Yall talkin bout stuff I know nothing about. Once the relationship is over, it’s over. You go your way, I’ll go mine. I don’t recall ending a relationship and we remained friends. As far as I was concerned, they never existed. Don’t get me wrong, most were actually “nice girls” as my sisters used to say. But we broke up (I dumped them) for various reasons, and saw no benefit to keeping in touch. I thought we had something, but we didn’t. It was over. So, I was done.

Leggs

January 14th, 2014
11:35 am

“…he thinks that keeping his ex as an option is just smart dating.” – Whoa, really. This is so not cool. How can one give their all to their present relationship knowing they have someone hidden in the closet. That’s what’s wrong with relationships today. Too many have side pieces waiting in the wing. Probably even start arguments just to have their own distorted reason to step out. I’m disgusted!

Let me read to see who agrees with this nonsense.

Good morning. I’m home sick, but not sick enough not to get on this addictive blog (lol).

Celisea

January 14th, 2014
11:37 am

you can beat the sh!t out of ‘em, but you can’t control ‘em…..

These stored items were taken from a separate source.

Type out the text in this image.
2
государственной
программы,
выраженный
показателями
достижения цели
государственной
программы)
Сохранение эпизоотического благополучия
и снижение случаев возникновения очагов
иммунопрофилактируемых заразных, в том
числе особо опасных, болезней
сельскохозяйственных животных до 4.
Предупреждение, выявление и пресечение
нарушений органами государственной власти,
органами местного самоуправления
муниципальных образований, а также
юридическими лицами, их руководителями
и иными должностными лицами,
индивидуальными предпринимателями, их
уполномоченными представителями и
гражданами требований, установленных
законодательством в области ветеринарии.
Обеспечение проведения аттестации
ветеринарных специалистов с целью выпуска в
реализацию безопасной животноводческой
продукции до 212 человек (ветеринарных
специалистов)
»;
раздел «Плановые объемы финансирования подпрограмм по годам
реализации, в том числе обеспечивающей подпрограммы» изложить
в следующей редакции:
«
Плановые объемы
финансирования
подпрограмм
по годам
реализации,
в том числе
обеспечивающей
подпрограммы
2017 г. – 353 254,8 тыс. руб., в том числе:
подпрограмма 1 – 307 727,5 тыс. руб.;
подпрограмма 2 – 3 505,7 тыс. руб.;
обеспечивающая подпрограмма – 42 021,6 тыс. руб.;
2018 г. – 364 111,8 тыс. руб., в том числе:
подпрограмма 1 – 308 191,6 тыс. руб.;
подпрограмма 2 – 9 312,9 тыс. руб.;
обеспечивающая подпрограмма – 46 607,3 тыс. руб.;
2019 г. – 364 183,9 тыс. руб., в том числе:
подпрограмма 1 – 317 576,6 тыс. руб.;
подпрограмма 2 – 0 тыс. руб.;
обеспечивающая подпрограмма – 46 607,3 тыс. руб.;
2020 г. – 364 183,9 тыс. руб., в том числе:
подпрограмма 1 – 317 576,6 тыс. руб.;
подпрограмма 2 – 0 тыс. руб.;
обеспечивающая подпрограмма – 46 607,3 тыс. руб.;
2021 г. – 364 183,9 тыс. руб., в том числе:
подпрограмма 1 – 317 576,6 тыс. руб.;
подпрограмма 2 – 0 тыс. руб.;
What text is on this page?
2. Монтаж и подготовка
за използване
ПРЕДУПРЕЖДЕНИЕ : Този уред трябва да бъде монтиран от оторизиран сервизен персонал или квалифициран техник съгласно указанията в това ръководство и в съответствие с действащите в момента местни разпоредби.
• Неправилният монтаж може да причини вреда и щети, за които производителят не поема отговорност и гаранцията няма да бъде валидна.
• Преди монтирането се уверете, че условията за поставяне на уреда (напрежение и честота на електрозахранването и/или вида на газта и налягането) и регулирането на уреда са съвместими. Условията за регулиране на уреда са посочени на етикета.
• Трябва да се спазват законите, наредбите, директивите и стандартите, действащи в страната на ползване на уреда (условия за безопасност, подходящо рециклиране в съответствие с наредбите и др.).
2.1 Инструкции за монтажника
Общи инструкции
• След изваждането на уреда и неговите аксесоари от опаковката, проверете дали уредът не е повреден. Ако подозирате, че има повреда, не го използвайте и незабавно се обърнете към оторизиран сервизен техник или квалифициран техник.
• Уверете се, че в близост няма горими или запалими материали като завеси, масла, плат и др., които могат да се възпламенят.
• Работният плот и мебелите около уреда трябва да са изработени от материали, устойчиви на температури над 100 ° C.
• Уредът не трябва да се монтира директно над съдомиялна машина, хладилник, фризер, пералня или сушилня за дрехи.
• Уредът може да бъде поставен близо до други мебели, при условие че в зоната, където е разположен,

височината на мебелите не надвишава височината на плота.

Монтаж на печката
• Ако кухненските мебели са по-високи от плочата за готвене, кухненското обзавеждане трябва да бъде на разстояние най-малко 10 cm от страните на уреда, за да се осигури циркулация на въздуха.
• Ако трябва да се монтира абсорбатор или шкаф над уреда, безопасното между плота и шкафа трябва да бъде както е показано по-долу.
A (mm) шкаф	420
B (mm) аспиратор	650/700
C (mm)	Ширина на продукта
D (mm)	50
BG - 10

Violence is never the answer. Love not hate, peace not war!

Button

January 14th, 2014
11:42 am

Robert – I do not care if she is engaged or married, she will always be “my girl”. — blink blink

MsAtl – good point @ 9:37

Kimmie -10:22 agree

Celisea – 10:56 I feel ya on that one!

disco – lol @ making 2C wait that long!

Reio

January 14th, 2014
11:42 am

I suppose that I was kinda lucky, in that, most of the relationships were fairly short, so, there wasn’t much time to get too attached. Once I decided to pull the plug, emotions didn’t get in the way (most of the time). Although, there were a few that figured that THEY should be the one to end things, and did all they could to let me know this.

Celisea

January 14th, 2014
11:50 am

Button – Okaaay (10:56). I’m not even mad or anything, but too much doubling back, if notthing but to chat feels like he might want something. Nothing worse than a dude coming back (for whatever reason) and you’ve moved on….in every way. Shoot don’t even text me. Let’s just let the amicable split remains as such and ghost away.

Celisea

January 14th, 2014
11:50 am

remain not remains

2CPTG©

January 14th, 2014
11:51 am

violence is as american as apple pie….so sayeth Malcolm X

Buttton – disco play too much…..she’s the kinda gal, that makes a dude wait forever to hit, and when he thinks it’s about to pop off, he pops a blue pill, and beat the brakes offa her ass!